Во тьме дергают костные бусы за нитку. Они рассыпаются бабочками челюстей.

«Вот и все», – понимает Уоллас.

5

Женский голос рокочет:

– Бедный мой маленький мальчик. Хорошенький маленький мальчик. Милый такой, домашний, волосишки вихорками. Зачем, вот зачем ты споткнулся, мальчик-пирожок в глупой ваточной курточке? – Каждое слово точно таран вламывается в виски. – Потерялся, да? Не туда свернул, правда? Вы такие глупые в юности, такие глупые, совсем-совсем дурачки…

Уоллас разлепляет ресницы. Из его горла доносится влажное бульканье, – что-то теплое рывками выплескивается на отросшую бороду и прутья ключиц. Он долго ищет и, вроде, нашаривает лицо, снизу словно подсвеченное лучиной. Уоллас с трудом собирает черты: различает провалы глаз, выступ носа и дыру приоткрытого рта. Ниже что-то светлое, – кружево?

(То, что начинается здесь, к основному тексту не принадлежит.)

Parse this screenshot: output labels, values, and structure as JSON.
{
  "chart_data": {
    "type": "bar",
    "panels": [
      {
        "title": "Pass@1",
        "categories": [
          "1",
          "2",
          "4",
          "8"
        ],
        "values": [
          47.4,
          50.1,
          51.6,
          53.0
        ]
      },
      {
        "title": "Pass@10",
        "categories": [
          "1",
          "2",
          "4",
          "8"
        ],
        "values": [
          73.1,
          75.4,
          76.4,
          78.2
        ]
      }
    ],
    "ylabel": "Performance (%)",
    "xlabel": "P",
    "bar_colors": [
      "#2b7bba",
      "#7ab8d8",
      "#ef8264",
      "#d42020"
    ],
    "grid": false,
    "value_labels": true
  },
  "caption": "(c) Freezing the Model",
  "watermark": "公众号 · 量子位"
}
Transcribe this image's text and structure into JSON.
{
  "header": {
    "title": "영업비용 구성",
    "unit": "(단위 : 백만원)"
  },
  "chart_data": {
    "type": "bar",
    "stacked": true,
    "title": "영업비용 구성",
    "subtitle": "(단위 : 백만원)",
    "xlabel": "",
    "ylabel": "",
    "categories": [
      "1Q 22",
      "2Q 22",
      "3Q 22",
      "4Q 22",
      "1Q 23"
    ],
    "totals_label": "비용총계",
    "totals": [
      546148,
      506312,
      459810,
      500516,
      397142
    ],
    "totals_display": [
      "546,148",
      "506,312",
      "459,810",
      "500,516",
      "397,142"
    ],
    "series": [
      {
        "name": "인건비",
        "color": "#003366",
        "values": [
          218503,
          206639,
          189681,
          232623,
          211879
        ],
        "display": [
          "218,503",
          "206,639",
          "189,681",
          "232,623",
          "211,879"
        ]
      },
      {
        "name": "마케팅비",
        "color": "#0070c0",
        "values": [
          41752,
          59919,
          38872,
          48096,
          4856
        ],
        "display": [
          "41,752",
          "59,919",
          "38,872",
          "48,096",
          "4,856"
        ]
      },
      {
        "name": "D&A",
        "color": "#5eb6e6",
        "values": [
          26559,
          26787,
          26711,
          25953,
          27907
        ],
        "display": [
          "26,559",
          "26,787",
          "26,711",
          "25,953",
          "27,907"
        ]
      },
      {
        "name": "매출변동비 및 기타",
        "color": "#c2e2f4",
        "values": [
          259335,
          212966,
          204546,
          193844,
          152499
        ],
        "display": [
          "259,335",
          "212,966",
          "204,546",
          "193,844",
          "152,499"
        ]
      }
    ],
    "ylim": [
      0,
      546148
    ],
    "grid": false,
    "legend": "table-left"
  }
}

Раскинувшись в луже собственной крови, Уоллас широко распахнутыми глазами смотрит на маленькую старуху, такую древнюю, что, кажется, видела зарождение мира. Подол ее юбки полощется на ветру, покрывая легкими поцелуями щеку. На льняной ткани распускаются яркие маки. Потом боль цепляет его, тянет за ребра и увлекает в смоляное забвение.

– Раз, два, три, красное дерево расти, а вот где опята – под кустом ребята, сказки рассказать, три носка связать, соседа убить, поле покосить, мертвых схоронить, достать и расчленить-расчленить-расчленить, будет мальчик жить…. будет мальчик жить… мальчик жить-жить-жить…

Плывут пустышки, словечки, пузырьки на воде. Нужно было класть больше соломы, мама говорила, теперь станет ворчать. Зачем умыкнули? Прополол обе грядки. Шныряют как крысы, везде эти их катыши. Вязаная кофточка.

Он бредит. Осознав это и сразу же успокоившись, Уоллас пытается вслушаться в убаюкивающие звуки человеческой речи. В неге сонного забытья так хорошо, он не хочет больше ничего чувствовать.